The mass propagation of deepfakes cause the distortion of democratic discourse and eroding of trust in institutions, both of which are highly relevant to democratic elections. Deepfakes are a form of disinformation; however, the law with regard to campaign speech is not very helpful in addressing the threat of deep fakes because election law is shaped by a compelling concern for the protection of first amendment rights[1]. This is especially true when it comes to deepfake parodies for they are generally seen as a form of free expression. The law favors false campaign speech over violations of free speech for fear that regulating campaign speech would become political[2]. Despite the law, however, the harm that deepfakes cause in undermining trust in electoral outcomes stands. Deepfakes along with other kinds of false speech distort campaign results and threaten public trust in those results.

Former president Trump retweeted this video of Nancy Pelosi, Speaker of the House of Representatives, in May of 2019; it had been altered to supposedly provide evidence of health problems.

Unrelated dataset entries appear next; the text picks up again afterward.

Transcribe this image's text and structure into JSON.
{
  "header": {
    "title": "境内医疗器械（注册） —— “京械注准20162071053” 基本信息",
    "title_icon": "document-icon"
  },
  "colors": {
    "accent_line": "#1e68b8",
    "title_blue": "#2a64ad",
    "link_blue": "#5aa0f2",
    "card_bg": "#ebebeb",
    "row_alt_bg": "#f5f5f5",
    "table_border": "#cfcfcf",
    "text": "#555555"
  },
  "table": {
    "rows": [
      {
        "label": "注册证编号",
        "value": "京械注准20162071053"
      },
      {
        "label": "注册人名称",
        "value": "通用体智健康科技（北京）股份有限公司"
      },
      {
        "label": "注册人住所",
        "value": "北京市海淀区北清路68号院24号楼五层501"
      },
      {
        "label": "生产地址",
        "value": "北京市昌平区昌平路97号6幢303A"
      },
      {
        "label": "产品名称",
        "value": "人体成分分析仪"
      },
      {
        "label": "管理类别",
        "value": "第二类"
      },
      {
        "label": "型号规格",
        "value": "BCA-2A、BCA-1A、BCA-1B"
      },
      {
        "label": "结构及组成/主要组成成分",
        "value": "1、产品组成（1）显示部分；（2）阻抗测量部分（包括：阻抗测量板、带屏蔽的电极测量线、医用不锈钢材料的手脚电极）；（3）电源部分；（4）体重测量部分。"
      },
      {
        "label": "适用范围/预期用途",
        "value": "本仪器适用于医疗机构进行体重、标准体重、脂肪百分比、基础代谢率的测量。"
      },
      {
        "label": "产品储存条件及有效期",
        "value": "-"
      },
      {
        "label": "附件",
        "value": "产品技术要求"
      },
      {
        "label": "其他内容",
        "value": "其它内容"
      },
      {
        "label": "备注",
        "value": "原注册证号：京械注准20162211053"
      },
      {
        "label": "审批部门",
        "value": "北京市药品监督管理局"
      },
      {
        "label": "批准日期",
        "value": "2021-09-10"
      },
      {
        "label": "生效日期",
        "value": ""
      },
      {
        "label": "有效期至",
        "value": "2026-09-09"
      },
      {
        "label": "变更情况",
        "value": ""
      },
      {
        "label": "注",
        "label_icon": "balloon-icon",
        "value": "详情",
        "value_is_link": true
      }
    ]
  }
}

For instance, deepfakes are used to deter voters from voting by means of a threat to release deepfaked pornographic images. Even if it was unclear how many people had been deterred, once voters become aware of the tactic, trust in the integrity of election results may be eroded[3]. Another scenario is when a deepfake is used to instill mistrust by falsely suggesting that a candidate cheated in a public debate, thereby calling into question the legitimacy of the political process. Overall, reputational harm and misattribution distort how voters perceive and understand candidates and, even if an individual viewer is aware of the manipulations, he or she may believe that others are not, which could further degrade their trust in the ability of others to make well-informed voting decisions[4]. With new uncertainties injected into the question of whether voters think their peers are well-informed, trust in democratic processes is undermined.

Deepfake Detectors

As deepfakes started becoming more prominent and more people started to be able to make them, it became increasingly important to figure out a way to detect a deepfake video or image. Microsoft starting using a video authenticator technology that finds things like greyscale pixels at the boundaries of where the deepfaked face was pasted onto the original face. Microsoft ran a lot of data (including some from a Facebook face-swap database) to create the video authenticator. Some technologies use what researchers call a softbiometric signature, which is basically the mannerisms and speech patterns of a certain person, to show that a video is not actually that person. It is really hard to mimic the mannerisms and facial expressions of a person digitally so using the softbiometric signature is very accurate right now with a detection rate of about 92%. Deepfake detection is still fairly new and as deepfakes rise in popularity the need for accurate deepfake detectors will rise as well.


References

  • Hasen RL (2019) Deep Fakes, Bots, and Siloed Justices: American Election Law in a Post-Truth World. St. Louis University Law Review.
  • Marshall WP (2004) False Campaign Speech and the First Amendment. U. Pennsylvania Law Review 153.
  • Daniels GR (2009) Voter Deception. Indiana Law Review 43.
  • Chesney R and Citron DK (2019) Deep Fakes: A Looming Challenge for Privacy, Democracy, and National Security. California Law Review 107.